WASHINGTON (AP) -- U.S. employers ramped up hiring in February, adding 236,000 jobs and pushing the unemployment rate down to 7.7 percent from 7.9 percent in January. Stronger hiring shows businesses are confident about the economy, despite higher taxes and government spending cuts.
The government's February employment report was filled with mostly encouraging details. The unemployment rate is now at its lowest level in four years. Hiring has averaged more than 200,000 per month since November. Wages increased. And the job gains were broad-based, led by the best construction hiring in six years.
One negative detail: employers added fewer jobs in January than first estimated. Job gains were lowered to 119,000 from an initially reported 157,000. Still, December hiring was a little better than first thought, with 219,000 jobs added instead of 196,000.
The White House says the falling unemployment rate is evidence that the economic recovery is "gaining traction."
The jobless rate dropped to 7.7 percent last month, the lowest level since President Barack Obama has been in office. A burst of hiring last month added 236,000 U.S. jobs.
Still, White House economist Alan Krueger noted in a statement Friday that the new unemployment rate was measured before $85 billion in automatic budget cuts started taking effect. The administration has warned that the cuts could have a negative impact on employment and economic growth.
Krueger says the administration is urging Congress to move toward a "sustainable federal budget" by closing tax loopholes, enacting entitlement reforms and cutting spending.
Nevada Senator Harry Reid released the following statement on the February employment report.
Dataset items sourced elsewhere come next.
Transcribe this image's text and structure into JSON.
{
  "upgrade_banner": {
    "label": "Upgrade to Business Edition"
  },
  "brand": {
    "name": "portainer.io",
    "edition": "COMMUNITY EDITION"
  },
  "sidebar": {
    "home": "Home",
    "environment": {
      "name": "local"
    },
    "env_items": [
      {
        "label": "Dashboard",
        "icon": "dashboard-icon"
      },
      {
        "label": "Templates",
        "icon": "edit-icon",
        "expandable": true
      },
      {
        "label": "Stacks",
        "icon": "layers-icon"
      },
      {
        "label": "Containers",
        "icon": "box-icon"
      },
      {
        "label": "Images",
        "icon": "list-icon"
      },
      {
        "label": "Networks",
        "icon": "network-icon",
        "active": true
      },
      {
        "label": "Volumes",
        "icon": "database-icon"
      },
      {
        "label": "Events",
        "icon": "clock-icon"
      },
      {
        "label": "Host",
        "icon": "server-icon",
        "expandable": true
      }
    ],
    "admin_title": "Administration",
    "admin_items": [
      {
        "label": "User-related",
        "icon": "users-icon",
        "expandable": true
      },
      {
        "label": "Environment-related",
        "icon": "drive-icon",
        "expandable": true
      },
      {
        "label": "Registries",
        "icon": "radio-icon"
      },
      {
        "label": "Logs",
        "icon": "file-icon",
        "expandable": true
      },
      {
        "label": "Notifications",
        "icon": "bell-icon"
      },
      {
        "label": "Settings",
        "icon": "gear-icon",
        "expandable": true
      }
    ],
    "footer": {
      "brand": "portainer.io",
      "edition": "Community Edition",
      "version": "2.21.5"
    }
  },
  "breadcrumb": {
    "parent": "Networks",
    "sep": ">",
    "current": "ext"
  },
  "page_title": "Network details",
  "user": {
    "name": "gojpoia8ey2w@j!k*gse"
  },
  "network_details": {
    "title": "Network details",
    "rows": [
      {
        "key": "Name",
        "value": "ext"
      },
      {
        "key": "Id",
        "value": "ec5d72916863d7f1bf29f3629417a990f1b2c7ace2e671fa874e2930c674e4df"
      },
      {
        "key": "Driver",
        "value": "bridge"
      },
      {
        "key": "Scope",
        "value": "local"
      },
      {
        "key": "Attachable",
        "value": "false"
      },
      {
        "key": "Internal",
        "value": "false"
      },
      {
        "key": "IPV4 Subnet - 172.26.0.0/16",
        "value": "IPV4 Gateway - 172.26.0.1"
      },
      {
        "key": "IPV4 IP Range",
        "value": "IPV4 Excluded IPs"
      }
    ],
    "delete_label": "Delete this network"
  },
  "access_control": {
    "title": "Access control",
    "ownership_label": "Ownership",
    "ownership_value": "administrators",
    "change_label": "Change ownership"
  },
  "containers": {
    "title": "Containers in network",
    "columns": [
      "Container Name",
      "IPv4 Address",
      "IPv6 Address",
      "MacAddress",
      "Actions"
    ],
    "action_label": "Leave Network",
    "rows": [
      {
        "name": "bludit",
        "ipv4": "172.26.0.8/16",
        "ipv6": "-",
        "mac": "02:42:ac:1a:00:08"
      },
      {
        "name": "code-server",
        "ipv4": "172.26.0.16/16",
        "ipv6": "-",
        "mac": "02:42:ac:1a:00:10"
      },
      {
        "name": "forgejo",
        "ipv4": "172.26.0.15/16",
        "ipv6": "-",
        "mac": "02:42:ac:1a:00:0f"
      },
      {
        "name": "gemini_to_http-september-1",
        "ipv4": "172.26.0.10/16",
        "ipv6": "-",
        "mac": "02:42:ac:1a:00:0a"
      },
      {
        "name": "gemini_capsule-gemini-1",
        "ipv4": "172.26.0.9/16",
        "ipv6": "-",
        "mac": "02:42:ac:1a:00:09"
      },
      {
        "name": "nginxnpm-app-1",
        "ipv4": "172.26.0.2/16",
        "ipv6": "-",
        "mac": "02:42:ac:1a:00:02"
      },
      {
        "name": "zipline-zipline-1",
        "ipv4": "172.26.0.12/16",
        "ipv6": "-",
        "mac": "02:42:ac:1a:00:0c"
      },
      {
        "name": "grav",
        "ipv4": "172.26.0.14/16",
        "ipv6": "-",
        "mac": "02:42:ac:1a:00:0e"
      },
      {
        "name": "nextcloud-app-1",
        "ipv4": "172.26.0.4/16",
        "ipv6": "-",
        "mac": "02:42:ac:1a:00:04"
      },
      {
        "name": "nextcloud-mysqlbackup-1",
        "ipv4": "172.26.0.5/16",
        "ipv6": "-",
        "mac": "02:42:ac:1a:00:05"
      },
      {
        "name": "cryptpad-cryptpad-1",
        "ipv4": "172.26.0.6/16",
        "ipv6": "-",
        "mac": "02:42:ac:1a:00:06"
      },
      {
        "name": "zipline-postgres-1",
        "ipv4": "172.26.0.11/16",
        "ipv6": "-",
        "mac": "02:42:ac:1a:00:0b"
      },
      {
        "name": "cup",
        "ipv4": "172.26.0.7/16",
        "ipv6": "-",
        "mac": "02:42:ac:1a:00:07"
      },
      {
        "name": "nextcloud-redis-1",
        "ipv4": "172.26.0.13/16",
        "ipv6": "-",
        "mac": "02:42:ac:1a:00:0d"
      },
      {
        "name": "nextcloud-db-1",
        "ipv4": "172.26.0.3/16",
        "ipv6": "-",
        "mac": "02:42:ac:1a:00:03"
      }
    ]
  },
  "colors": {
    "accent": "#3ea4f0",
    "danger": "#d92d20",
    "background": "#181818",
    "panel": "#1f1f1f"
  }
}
"Today's numbers show that our economy is growing, and is poised to grow even faster in the months to come. There is still much work to be done to bring unemployment down in Nevada and across the nation. The first step is to replace the sequester with a balanced combination of smart spending cuts and policies that close wasteful tax loopholes and ask millionaires to pay their fair share. But this can only be done with cooperation from my Republican colleagues.
"The American people expect solutions from their elected officials. It is up to Congress to provide them with the solutions they deserve."